Dari sekian banyak yang datang menghampiri, kaulah yang sempat memberiku keyakinan penuh untuk kembali merasa mekarnya hati setelah lama layu mengering dan mati suri. Tapi sekarang semua sudah berubah 180 derajat. Kutemuimu hanya mengintip dari balik pandangku. Sebegitu sulitkah mengakui jika kau merindukanku?. Bila saja kau lebih sederhana mendefinisikan rindumu dan mengungkapkannya di depan mataku. Maka sudah pasti kerinduanmu akan terbalas karena aku juga merasakan hal yang sama.
Bukankah kau elang yang gagah perkasa, yang selalu berani terbang mengangkasa tanpa pernah takut terjatuh. Aku mengerti keadaanmu, bagaimana orang-orang diluar sana berharap besar terhadap keberhasilanmu. Dan aku pun yakin kau pasti bisa melaluinya dengan gemilang. Aku juga tak menuntut banyak padamu untuk selalu menemuiku di sela waktumu, aku hanya ingin kejelasan, karena kita berjauhan. Bagaimana rasanya rindu yang membumbung ingin meledak dipisahkan oleh jarak ribuan kilo jauhnya? Aku sudah merasakan kepedihan rindu yang tak terbalas.

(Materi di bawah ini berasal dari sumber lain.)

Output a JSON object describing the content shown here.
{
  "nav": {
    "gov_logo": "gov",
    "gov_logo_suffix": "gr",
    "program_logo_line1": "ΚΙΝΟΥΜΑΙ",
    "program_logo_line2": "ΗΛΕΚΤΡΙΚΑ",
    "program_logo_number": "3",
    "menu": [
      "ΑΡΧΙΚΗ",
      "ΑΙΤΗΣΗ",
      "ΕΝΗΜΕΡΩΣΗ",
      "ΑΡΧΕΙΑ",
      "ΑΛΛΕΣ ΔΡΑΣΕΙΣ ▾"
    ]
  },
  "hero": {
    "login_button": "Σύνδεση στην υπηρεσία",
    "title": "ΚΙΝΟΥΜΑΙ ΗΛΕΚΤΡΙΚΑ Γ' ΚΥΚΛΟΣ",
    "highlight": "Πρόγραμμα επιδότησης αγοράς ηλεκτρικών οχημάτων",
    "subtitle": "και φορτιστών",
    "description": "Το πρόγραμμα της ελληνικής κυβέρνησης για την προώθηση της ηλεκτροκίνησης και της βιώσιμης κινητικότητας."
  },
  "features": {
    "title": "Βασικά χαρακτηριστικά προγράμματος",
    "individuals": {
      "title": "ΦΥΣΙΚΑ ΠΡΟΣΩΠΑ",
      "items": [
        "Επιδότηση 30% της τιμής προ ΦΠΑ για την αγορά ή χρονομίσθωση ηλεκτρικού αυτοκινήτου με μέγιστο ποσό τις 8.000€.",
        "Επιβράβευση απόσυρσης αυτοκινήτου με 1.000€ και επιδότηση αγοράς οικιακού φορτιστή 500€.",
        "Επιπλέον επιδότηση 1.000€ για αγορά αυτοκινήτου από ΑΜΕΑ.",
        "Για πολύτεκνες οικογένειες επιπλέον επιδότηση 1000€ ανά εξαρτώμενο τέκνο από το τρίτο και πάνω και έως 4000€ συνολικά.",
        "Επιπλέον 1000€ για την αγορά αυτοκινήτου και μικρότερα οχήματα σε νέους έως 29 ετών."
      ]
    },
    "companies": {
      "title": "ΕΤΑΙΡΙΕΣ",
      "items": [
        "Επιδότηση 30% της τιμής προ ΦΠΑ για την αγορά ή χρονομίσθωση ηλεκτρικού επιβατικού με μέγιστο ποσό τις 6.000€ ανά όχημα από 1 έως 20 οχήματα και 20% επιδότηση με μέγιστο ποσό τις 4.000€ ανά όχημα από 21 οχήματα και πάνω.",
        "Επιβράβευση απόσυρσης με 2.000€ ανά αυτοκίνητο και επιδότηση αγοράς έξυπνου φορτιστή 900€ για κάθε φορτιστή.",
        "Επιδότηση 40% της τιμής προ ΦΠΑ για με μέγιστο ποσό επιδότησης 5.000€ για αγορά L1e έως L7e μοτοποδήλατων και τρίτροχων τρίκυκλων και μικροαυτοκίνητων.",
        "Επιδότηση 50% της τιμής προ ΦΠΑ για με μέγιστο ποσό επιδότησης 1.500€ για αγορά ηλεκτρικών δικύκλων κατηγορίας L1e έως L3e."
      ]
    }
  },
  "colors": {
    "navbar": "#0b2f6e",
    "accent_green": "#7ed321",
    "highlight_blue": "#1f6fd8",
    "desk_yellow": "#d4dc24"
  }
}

Setelah aku puas menangisi kerinduan hingga kopiku berubah asin dan tak lagi pahit, setelah ku tak pernah menanggalkan harap untuk menemuimu di malam hari hingga terjaga sampai pagi, lalu kau tiba-tiba hadir lagi menanyakan kabar dan mengatakan kau rindu aku. Seperti inikah caramu membalas rindu? Itu bukan rindu, sama sekali tak kulihat ada sorot kerinduan dari matamu. Kau hanya bosan dan memilih menemuiku berharap kau mendapat kesenangan sesudahnya. Kau salah, karena aku bukanlah badut, aku bukanlah penghibur yang bisa memberimu kesenanangan dan membuatmu puas tertawa setelahnya. Maaf akan hal itu.